River in Saskatchewan, Canada

Wascana Creek is a river in the Canadian province of Saskatchewan. It is a tributary of the Qu'Appelle River.

Originating in the fields east of Regina near Vibank, Wascana Creek travels south-east for approximately 45 km before turning back west at Tyvan. The creek then travels in a north-westwardly direction following Highway 33 through Regina, where it was dammed by the Canadian Pacific Railway to create Wascana Lake. The lake was created to supply water for steam locomotives and to create a decorative image in Regina. Below the lake, the creek leaves Regina and ends at the Qu'Appelle River about 1 mile west of Lumsden.

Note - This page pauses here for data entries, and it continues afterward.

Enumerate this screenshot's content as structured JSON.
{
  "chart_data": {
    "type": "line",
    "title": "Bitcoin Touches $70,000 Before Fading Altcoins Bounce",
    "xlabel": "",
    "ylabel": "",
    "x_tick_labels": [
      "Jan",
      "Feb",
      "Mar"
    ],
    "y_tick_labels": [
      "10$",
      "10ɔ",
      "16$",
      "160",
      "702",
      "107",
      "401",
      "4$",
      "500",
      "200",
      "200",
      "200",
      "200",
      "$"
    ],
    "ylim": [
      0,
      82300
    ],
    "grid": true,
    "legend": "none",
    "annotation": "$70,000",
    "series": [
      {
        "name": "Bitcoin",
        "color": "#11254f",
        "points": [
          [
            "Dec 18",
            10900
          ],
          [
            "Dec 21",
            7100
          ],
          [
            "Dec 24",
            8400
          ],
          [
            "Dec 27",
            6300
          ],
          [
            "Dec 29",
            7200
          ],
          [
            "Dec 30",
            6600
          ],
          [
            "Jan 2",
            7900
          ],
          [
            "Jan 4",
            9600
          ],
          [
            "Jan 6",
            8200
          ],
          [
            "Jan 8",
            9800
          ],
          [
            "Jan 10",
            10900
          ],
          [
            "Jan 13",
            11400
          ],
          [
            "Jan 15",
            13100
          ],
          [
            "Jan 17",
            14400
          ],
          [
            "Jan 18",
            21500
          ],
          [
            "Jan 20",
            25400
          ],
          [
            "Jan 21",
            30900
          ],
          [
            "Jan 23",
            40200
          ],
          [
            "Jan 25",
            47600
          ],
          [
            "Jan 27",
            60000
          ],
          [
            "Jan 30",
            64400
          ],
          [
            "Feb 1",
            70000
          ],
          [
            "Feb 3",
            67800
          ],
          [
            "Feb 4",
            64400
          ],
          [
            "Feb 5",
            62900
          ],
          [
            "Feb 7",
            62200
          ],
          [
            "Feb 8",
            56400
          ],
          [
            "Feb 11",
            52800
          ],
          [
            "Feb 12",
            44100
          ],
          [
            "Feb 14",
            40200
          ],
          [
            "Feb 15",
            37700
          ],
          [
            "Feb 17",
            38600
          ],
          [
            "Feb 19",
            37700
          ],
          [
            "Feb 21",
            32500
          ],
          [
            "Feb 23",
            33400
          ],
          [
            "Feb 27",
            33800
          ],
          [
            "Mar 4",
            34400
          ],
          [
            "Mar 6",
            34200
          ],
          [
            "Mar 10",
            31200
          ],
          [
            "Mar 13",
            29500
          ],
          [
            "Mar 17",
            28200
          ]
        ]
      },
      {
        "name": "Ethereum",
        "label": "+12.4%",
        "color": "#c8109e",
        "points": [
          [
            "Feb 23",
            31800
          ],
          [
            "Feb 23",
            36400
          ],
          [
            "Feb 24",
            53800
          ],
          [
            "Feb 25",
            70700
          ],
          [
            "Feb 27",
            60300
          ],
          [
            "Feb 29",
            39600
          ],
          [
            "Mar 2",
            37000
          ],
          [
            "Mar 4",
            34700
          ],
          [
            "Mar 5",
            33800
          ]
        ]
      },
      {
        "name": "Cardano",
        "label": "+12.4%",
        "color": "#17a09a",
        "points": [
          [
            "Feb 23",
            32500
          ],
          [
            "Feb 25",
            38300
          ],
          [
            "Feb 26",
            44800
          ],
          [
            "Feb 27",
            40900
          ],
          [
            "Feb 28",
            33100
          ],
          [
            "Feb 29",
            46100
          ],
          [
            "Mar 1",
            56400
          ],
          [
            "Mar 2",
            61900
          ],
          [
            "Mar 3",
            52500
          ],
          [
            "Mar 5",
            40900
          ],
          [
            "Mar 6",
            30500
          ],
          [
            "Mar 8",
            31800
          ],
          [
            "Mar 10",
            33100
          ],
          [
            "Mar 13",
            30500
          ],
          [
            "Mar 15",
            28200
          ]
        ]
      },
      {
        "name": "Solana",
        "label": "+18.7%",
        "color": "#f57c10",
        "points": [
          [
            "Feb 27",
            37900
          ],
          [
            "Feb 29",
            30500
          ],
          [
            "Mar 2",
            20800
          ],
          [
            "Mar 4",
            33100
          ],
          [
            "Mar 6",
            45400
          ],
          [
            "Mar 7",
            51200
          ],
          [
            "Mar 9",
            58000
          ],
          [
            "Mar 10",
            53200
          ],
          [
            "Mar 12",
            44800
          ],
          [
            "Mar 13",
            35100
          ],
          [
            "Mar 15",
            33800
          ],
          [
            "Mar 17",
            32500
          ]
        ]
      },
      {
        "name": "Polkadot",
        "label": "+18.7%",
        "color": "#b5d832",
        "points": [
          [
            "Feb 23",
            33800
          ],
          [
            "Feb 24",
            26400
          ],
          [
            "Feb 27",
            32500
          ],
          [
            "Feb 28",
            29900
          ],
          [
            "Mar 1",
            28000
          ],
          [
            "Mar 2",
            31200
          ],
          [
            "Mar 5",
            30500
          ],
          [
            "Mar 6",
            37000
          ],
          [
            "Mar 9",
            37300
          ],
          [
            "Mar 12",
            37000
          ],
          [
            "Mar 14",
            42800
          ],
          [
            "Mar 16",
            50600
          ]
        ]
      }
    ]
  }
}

Sherwood Forest Bridge and Albert Memorial Bridge are two of the bridges that cross Wascana Creek. Near the mouth of the river in the Wascana Valley, is a provincial recreation site called Wascana Trails that were developed for use in the 2005 Canada Summer Games.

A 2011 study by Environment Canada found the creek to have high levels of pollution.

== Wascana Creek Sub-basin ==
Wascana Creek Sub-basin is the name given to Wascana Creek's drainage basin. Along with the Moose Jaw River Watershed, it is one of four sub-basins that make up the Wascana & Upper Qu’Appelle Watersheds; the other three being the Last Mountain Lake Sub-basin, Upper Qu’Appelle Sub-basin, and Lanigan-Manitou Sub-basin. The four sub-basins plus Moose Jaw River drain a total of 23,443 km^{2} of land. The Craven Dam is located downstream from Wascana Creek's mouth on the Qu'Appelle River at the village of Craven.

Wascana Creek and its tributaries drain over 2,200 km^{2} of land. Several small tributaries feed the river, three of which are named:
- Manybone Creek
- Kronau Creek
- Cottonwood Creek

== Fish species ==
Brook stickleback and fathead minnow can be found in the Wascana Lake portion of the creek.